A população humana é um emaranhado muito intrincado de linhagens e parentescoNo entanto, não é fácil perceber quão densas são as relações desenvolvidas entre os diversos povos ao longo dos séculos até que se obtenha um quadro completo da situação. Por esta razão, um grupo de cientistas da Universidade de Oxford desenvolveu uma técnica nunca antes usada para cruzar a vasta quantidade de dados que temos sobre o patrimônio genético de diferentes populações – modernas e passadas – para criar a maior árvore genealógica da humanidade e estendida para sempre.

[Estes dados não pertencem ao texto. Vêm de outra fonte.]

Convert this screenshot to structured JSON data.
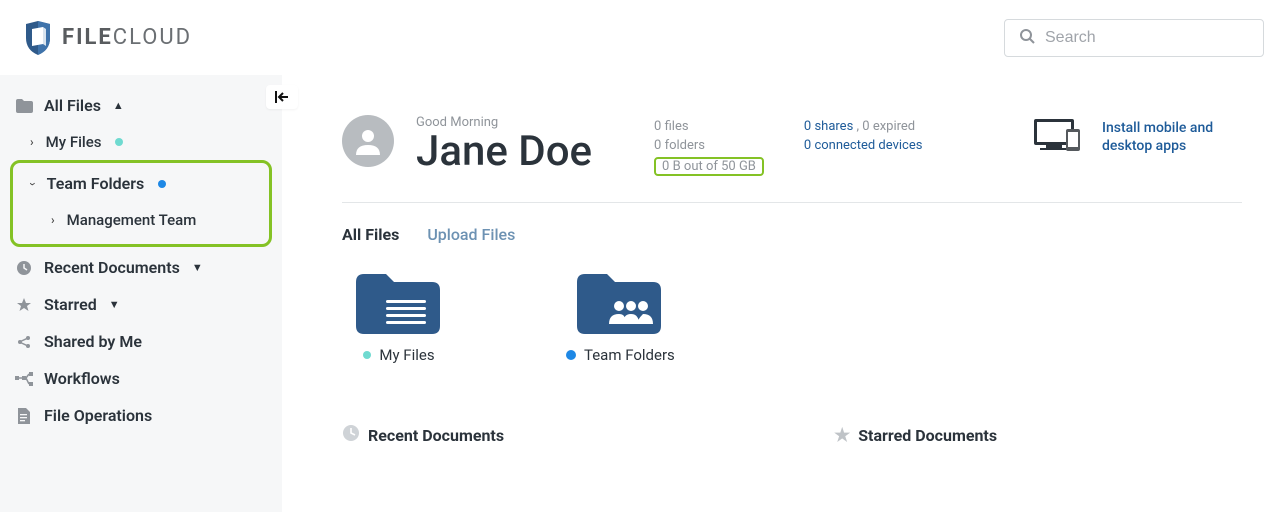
{
  "brand": {
    "name": "FILECLOUD",
    "strong": "FILE",
    "light": "CLOUD"
  },
  "search": {
    "placeholder": "Search"
  },
  "sidebar": {
    "allFiles": "All Files",
    "myFiles": "My Files",
    "teamFolders": "Team Folders",
    "managementTeam": "Management Team",
    "recentDocs": "Recent Documents",
    "starred": "Starred",
    "sharedByMe": "Shared by Me",
    "workflows": "Workflows",
    "fileOps": "File Operations"
  },
  "hero": {
    "greeting": "Good Morning",
    "username": "Jane Doe",
    "files": "0 files",
    "folders": "0 folders",
    "storage": "0 B out of 50 GB",
    "sharesA": "0 shares",
    "sharesB": ", 0 expired",
    "devices": "0 connected devices",
    "install": "Install mobile and desktop apps"
  },
  "tabs": {
    "all": "All Files",
    "upload": "Upload Files"
  },
  "tiles": {
    "myFiles": "My Files",
    "teamFolders": "Team Folders"
  },
  "sections": {
    "recent": "Recent Documents",
    "starred": "Starred Documents"
  }
}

O resultado surpreendente foi publicado mais tarde na revista oficial Ciência.
EU ESTUDO
Como bons pesquisadores, a equipe coordenada pelo Anthony Wilder Wohns do Instituto de Big Data na Universidade de Oxford traçou “de volta” a história genética da humanidade, reconstruindo a complexa teia de ligações e relações entre nossos ancestrais através das diferentes eras e demonstrando como na realidade estamos todos um pouco relacionados.
Esse resultado foi um verdadeiro “trabalho árduo”, pois há muita informação sobre o DNA de pessoas que vivem e vivem no passado: oito bancos de dados diferentes que contém 3.609 sequências de genoma indivíduo de 215 cidades – e muito diferentes entre si. Nem todos, por exemplo, foram rastreados com o mesmo cuidado ou com os mesmos métodos de análise (algumas amostras encontradas tinham até mais de 100.000 anos), então o que parecia aos estudiosos era uma quebra-cabeça decididamente fragmentado, quase impossivel de remontar.
DETETIVE DE DNA
Para desvendar esse emaranhado, os cientistas desenvolveram um método especial para combinar dados do genoma – o nosso património genético, tanto recente como antigo, a fim de remontar a antepassados comuns.

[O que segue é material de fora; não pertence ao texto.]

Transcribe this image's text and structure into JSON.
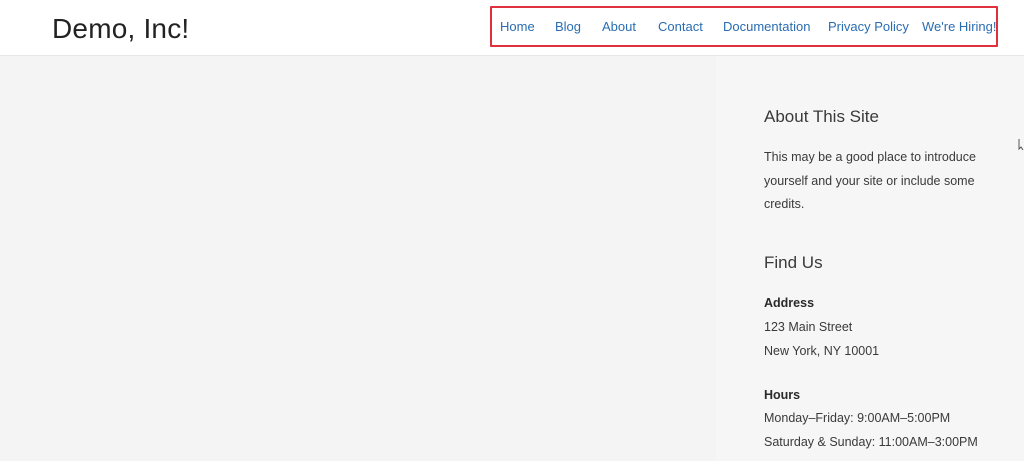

Aproveitando a técnica chamada gráfico de recombinação ancestral (trama de recombinação ancestral), os pesquisadores identificaram na verdade certos alelos, ou seja, algumas formas alternativas de um gene que estão na mesma posição em cada cromossomo, nos fragmentos de DNA das amostras e depois rastreados, por meio de comparações e análises, até o momento exato em que esses alelos apareceram. Isso permitiu descobrir onde e quando começaram os vários “ramos” da árvore genealógica da humanidade.
“Esta é uma abordagem bastante inovadora – explicou Anthony Wilder Wohns – porque até agora os pesquisadores não desenvolveram um método para combinar sequências genômicas de muitos bancos de dados diferentes ou não usaram algoritmos para gerenciar dados tão grandes”.
POR QUE ISSO É UM RESULTADO IMPORTANTE?
A pesquisa “mapeou” em 27 milhões de ancestrais, ajudando a comunidade científica a ter uma visão mais completa da evolução humana. De facto, nos gráficos anexos ao estudo é também possível identificar as diferentes fluxos migratórios o que determinou o deslocamento de pessoas que, ao cruzarem entre si, deram lugar a novas linhagens, construindo assim a população moderna em que vivemos.

Créditos: Universidade de Oxford
“Este estudo está lançando as bases para a sequenciamento de DNA de próxima geração – explica o geneticista Yan Wong, coautor do estudo – À medida que a qualidade das sequências genômicas amostradas melhorar, os resultados serão ainda mais precisos e, eventualmente, poderemos gerar um mapa único e unificado para explicar o caminho da toda a variação genética humana O que vemos hoje?